Repression caused by DNA methylation can
happen directly or elaborately. The direct way is when the methyl groups
inhibit the transcription factors from binding to the promoter region. The
elaborate way represses DNA expression with the use of other chromatin
modifying factors, which bind to methylated CpGs (Bogdanovic and Veenstra,
2009). CpG is an abbreviation for cytosine and guanine separated by a phophate
and is derived from the way they are connected in the DNA strands (Allis,
2007).
DNA Demethylation
The demethylation takes place in several
steps. First the methylated cytosine residue has an oxidative deamination,
meaning that the amine of the 4-position carbon is changed to oxygen, and
thereby the methylated cytosine becomes a thymine.(Ooi, Bestor 2008).
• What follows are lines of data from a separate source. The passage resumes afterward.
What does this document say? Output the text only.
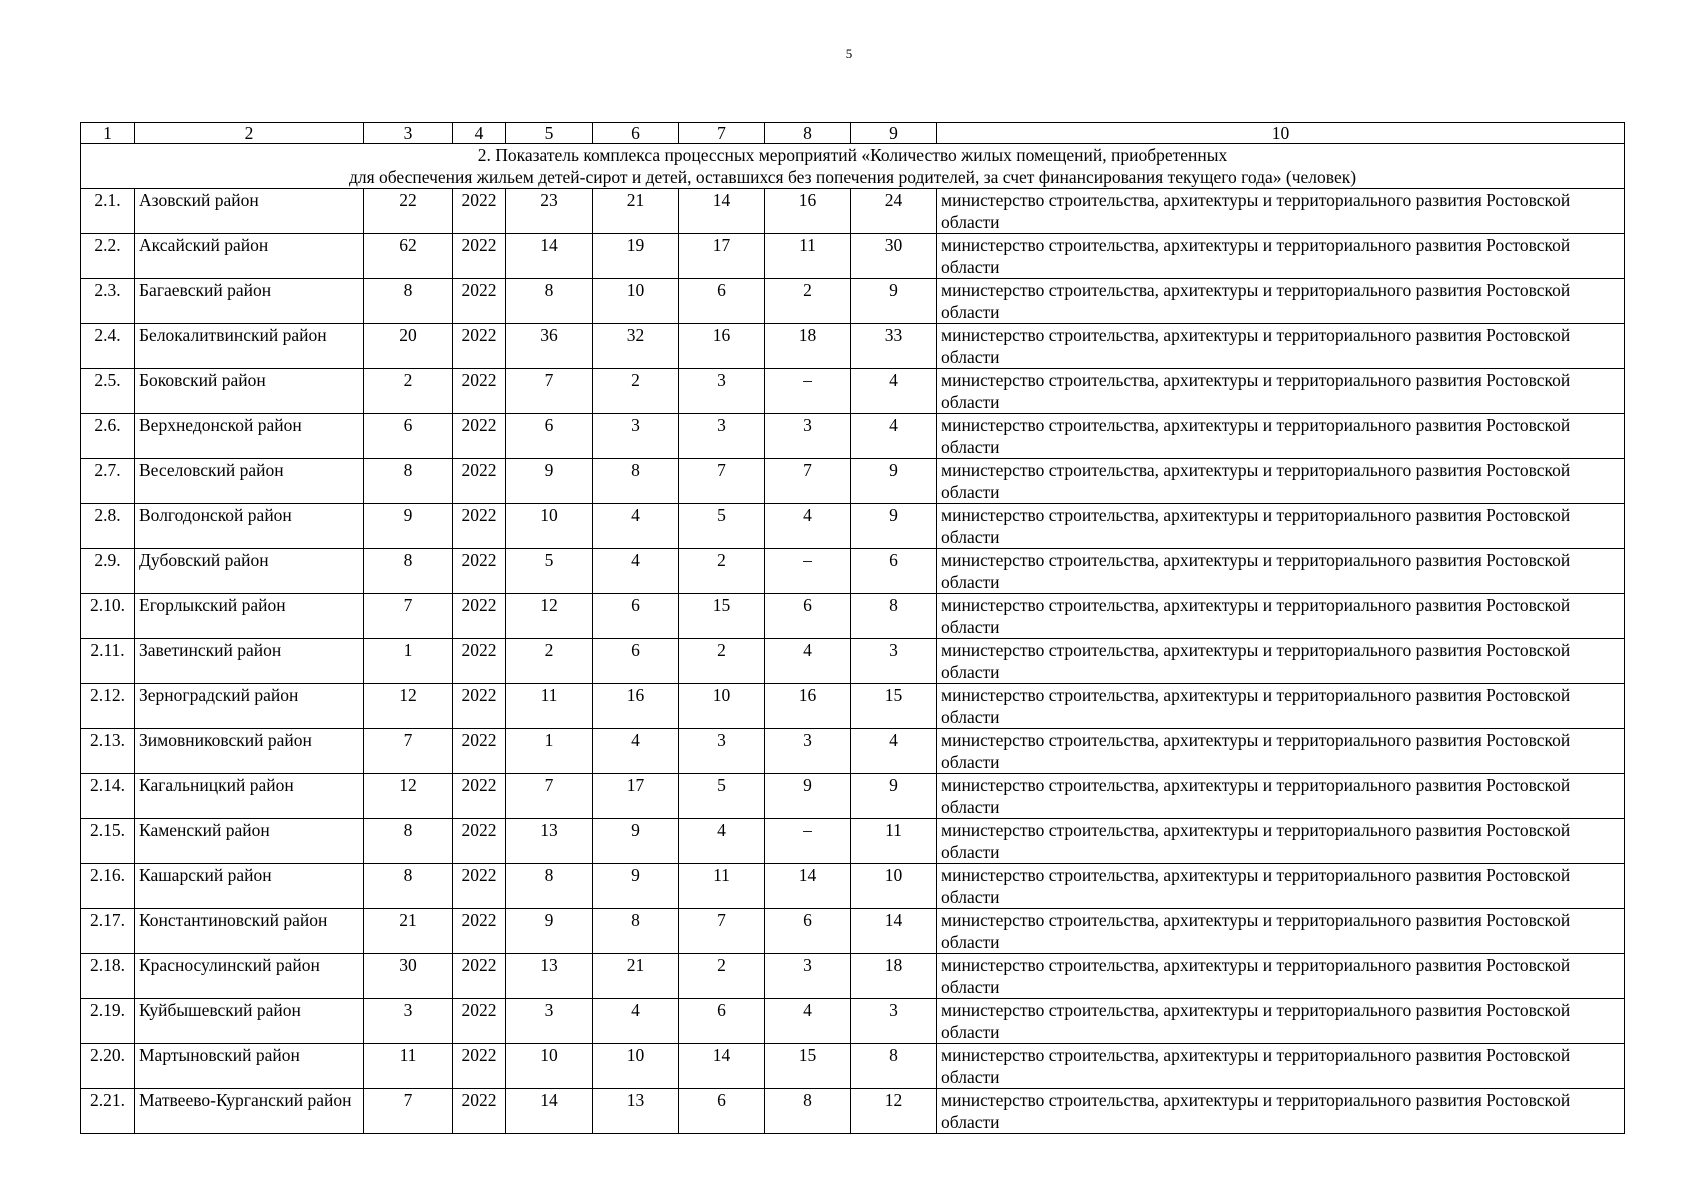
5
1	2	3	4	5	6	7	8	9	10

2. Показатель комплекса процессных мероприятий «Количество жилых помещений, приобретенных
для обеспечения жильем детей-сирот и детей, оставшихся без попечения родителей, за счет финансирования текущего года» (человек)									

2.1.	Азовский район	22	2022	23	21	14	16	24	министерство строительства, архитектуры и территориального развития Ростовской области
2.2.	Аксайский район	62	2022	14	19	17	11	30	министерство строительства, архитектуры и территориального развития Ростовской области
2.3.	Багаевский район	8	2022	8	10	6	2	9	министерство строительства, архитектуры и территориального развития Ростовской области
2.4.	Белокалитвинский район	20	2022	36	32	16	18	33	министерство строительства, архитектуры и территориального развития Ростовской области
2.5.	Боковский район	2	2022	7	2	3	–	4	министерство строительства, архитектуры и территориального развития Ростовской области
2.6.	Верхнедонской район	6	2022	6	3	3	3	4	министерство строительства, архитектуры и территориального развития Ростовской области
2.7.	Веселовский район	8	2022	9	8	7	7	9	министерство строительства, архитектуры и территориального развития Ростовской области
2.8.	Волгодонской район	9	2022	10	4	5	4	9	министерство строительства, архитектуры и территориального развития Ростовской области
2.9.	Дубовский район	8	2022	5	4	2	–	6	министерство строительства, архитектуры и территориального развития Ростовской области
2.10.	Егорлыкский район	7	2022	12	6	15	6	8	министерство строительства, архитектуры и территориального развития Ростовской области
2.11.	Заветинский район	1	2022	2	6	2	4	3	министерство строительства, архитектуры и территориального развития Ростовской области
2.12.	Зерноградский район	12	2022	11	16	10	16	15	министерство строительства, архитектуры и территориального развития Ростовской области
2.13.	Зимовниковский район	7	2022	1	4	3	3	4	министерство строительства, архитектуры и территориального развития Ростовской области
2.14.	Кагальницкий район	12	2022	7	17	5	9	9	министерство строительства, архитектуры и территориального развития Ростовской области
2.15.	Каменский район	8	2022	13	9	4	–	11	министерство строительства, архитектуры и территориального развития Ростовской области
2.16.	Кашарский район	8	2022	8	9	11	14	10	министерство строительства, архитектуры и территориального развития Ростовской области
2.17.	Константиновский район	21	2022	9	8	7	6	14	министерство строительства, архитектуры и территориального развития Ростовской области
2.18.	Красносулинский район	30	2022	13	21	2	3	18	министерство строительства, архитектуры и территориального развития Ростовской области
2.19.	Куйбышевский район	3	2022	3	4	6	4	3	министерство строительства, архитектуры и территориального развития Ростовской области
2.20.	Мартыновский район	11	2022	10	10	14	15	8	министерство строительства, архитектуры и территориального развития Ростовской области
2.21.	Матвеево-Курганский район	7	2022	14	13	6	8	12	министерство строительства, архитектуры и территориального развития Ростовской области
The deamination gives a T/G mismatch
basepair, which can be restored by the DNA repair system by removal of the
thymine. Then the base excision repair system inserts an unmethylated cytosine,
thus ending with an unmethylated C/G basepair (Ooi, Bestor, 2008). The demethylation
process is, surprisingly, thought to be initiated by the DNMT3a and DNMT3b,
which are normally associated with the DNA methylation (Gehring, Reik et al.,
2009). This suggests that DNMT3a and DNMT3b are involved in demethylation and
methylation, which both are important mechanisms during gene transcription.
Absence of the methyl donor SAM seems to favour the conversion of methylated
cytosine to thymine (Ooi and Bestor, 2008).